Ce canon utilise la technique du lancer ou du recul différentiel, c'est à dire que le canon, placé à l'intérieur d'un ressort récupérateur, est maintenu en batterie, à la position de recul par un verrou d'arrêt.Au moment du tir, le canon est lancé en avant sous l'action du récupérateur, lorsqu'il est en pleine vitesse, la mise à feu a lieu, le canon recule alors avec une vitesse diminuée de celle du lancer et reste enclenché à la position de recul.

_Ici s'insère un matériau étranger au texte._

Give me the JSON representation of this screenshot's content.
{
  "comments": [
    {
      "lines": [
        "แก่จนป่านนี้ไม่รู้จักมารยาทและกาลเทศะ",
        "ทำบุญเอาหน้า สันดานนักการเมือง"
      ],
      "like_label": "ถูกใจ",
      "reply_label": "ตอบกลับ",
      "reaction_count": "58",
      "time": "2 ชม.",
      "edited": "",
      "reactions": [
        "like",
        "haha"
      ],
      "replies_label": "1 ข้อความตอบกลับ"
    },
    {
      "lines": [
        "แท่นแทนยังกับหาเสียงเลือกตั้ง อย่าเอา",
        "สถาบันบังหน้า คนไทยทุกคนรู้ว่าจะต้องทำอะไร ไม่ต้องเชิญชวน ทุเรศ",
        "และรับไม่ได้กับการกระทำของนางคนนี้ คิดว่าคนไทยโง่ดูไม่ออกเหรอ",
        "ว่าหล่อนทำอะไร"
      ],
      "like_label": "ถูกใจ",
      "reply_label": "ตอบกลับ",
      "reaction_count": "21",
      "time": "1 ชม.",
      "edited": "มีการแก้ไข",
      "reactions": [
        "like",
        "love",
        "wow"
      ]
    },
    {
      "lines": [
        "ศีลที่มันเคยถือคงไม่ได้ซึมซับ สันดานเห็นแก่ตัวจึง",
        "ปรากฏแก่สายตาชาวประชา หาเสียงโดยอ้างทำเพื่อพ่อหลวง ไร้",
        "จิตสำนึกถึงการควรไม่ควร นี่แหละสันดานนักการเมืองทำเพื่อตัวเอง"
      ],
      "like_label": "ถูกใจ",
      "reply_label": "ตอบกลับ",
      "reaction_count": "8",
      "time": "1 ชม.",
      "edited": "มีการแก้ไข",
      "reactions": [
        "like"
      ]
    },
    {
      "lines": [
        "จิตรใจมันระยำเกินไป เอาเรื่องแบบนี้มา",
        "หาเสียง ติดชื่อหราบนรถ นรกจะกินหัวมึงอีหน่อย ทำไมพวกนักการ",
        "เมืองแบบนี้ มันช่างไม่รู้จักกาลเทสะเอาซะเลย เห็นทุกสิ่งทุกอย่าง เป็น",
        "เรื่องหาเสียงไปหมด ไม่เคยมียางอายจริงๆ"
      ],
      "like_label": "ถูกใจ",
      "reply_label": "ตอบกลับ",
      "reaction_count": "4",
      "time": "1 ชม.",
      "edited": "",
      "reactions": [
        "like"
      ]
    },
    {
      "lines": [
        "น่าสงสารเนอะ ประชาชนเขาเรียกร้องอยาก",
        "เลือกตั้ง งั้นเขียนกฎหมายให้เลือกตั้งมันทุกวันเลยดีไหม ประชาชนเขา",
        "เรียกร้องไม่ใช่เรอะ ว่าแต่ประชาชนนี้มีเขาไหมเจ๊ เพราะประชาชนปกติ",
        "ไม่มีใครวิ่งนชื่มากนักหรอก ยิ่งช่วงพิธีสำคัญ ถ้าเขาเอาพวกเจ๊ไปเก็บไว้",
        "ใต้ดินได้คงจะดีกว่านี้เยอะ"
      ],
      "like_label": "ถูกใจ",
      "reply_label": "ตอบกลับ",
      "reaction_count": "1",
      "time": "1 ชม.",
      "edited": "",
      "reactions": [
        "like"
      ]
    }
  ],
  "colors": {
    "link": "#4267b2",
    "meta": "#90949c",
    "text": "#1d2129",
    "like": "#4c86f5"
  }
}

Avant le premier coup, il est nécessaire de mettre le tube à la position de recul, cette manoeuvre étant exécutée au moyen d'un levier spécial.

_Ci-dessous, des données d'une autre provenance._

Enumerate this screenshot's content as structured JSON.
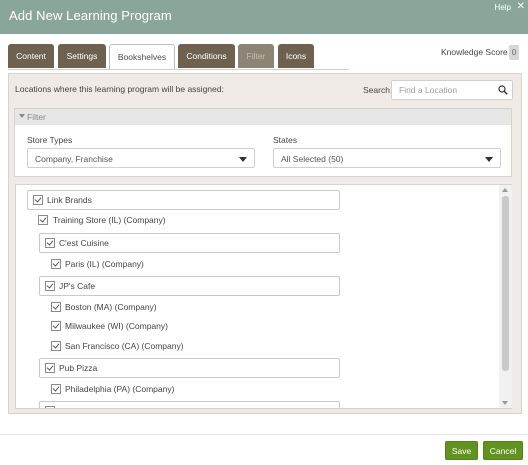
{
  "window": {
    "title": "Add New Learning Program",
    "help": "Help",
    "close": "✕"
  },
  "tabs": [
    {
      "label": "Content",
      "state": "normal"
    },
    {
      "label": "Settings",
      "state": "normal"
    },
    {
      "label": "Bookshelves",
      "state": "active"
    },
    {
      "label": "Conditions",
      "state": "normal"
    },
    {
      "label": "Filter",
      "state": "disabled"
    },
    {
      "label": "Icons",
      "state": "normal"
    }
  ],
  "knowledge_score": {
    "label": "Knowledge Score",
    "value": "0"
  },
  "locations": {
    "description": "Locations where this learning program will be assigned:",
    "search_label": "Search",
    "search_placeholder": "Find a Location",
    "search_icon": "search-icon"
  },
  "filter": {
    "label": "Filter",
    "store_types_label": "Store Types",
    "store_types_value": "Company, Franchise",
    "states_label": "States",
    "states_value": "All Selected (50)"
  },
  "tree": [
    {
      "label": "Link Brands",
      "boxed": true,
      "checked": true
    },
    {
      "label": "Training Store (IL) (Company)",
      "boxed": false,
      "checked": true
    },
    {
      "label": "C'est Cuisine",
      "boxed": true,
      "checked": true
    },
    {
      "label": "Paris (IL) (Company)",
      "boxed": false,
      "checked": true
    },
    {
      "label": "JP's Cafe",
      "boxed": true,
      "checked": true
    },
    {
      "label": "Boston (MA) (Company)",
      "boxed": false,
      "checked": true
    },
    {
      "label": "Milwaukee (WI) (Company)",
      "boxed": false,
      "checked": true
    },
    {
      "label": "San Francisco (CA) (Company)",
      "boxed": false,
      "checked": true
    },
    {
      "label": "Pub Pizza",
      "boxed": true,
      "checked": true
    },
    {
      "label": "Philadelphia (PA) (Company)",
      "boxed": false,
      "checked": true
    }
  ],
  "footer": {
    "save": "Save",
    "cancel": "Cancel"
  },
  "colors": {
    "titlebar": "#8aa69b",
    "tab": "#6f6150",
    "panel": "#efeae6",
    "primary_button": "#62921f"
  }
}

L'invention du recul différentiel résulte des études du lieutenant-colonel Deport, le véritable "père" du 75 modèle 1897, le "75" est certes le fruit d'un travail d'équipe mais c'est bien Deport qui eut le rôle principal, Sainte-Claire Deville et Rimailho étant surtout les acteurs de la mise au point du "75".On sait que la "récompense" de Deport pour ses travaux fut la non-inscription au tableau d'avancement de colonel et que l'officier partit alors en retraite et entra à la Compagnie de Châtillon-Commentry, grande firme industrielle construisant entre autres des matériels d'artillerie.C'est au sein de cette société que Deport prend des brevets pour un canon de montagne à recul différentiel et met au point un canon de montagne proposé à l'Armée française.Le général André, ministre de la guerre, celui de "l'affaire des fiches", avec sa "lucidité" habituelle refuse le matériel Deport mais achète les prototypes pour garder secrête l'idée du recul différentiel.On sait que le canon de Montagne de 65 mm modèle 1906 réglementaire en France emploie cette technique, "pillée" à Deport par le commandant Baquet et son adjoint le capitaine Ducrest qui créent ce matériel de 65 modèle 1906 (mis au point à la Fonderie de Bourges et non pas chez Schneider comme on le lit malheureusement un peu partout).
Les brevets Deport sont enfin "libérés" vers les années 1910 et la firme Saint-Chamond construit alors un modèle de canon de 65 de Montagne à recul différentiel, objet de notre sujet.
Disons en quelques mots les avantages et inconvénients des canons à recul différentiel:
-les canons sont très légers car les systèmes de frein et récupérateurs sont extrêmement simples.
-le 65 de Montagne Saint-Chamond ne pèse ainsi que 328 kg (383 kg avec boucliers).
-par contre, la précision est médiocre du fait du départ du coup dans la course du lancer.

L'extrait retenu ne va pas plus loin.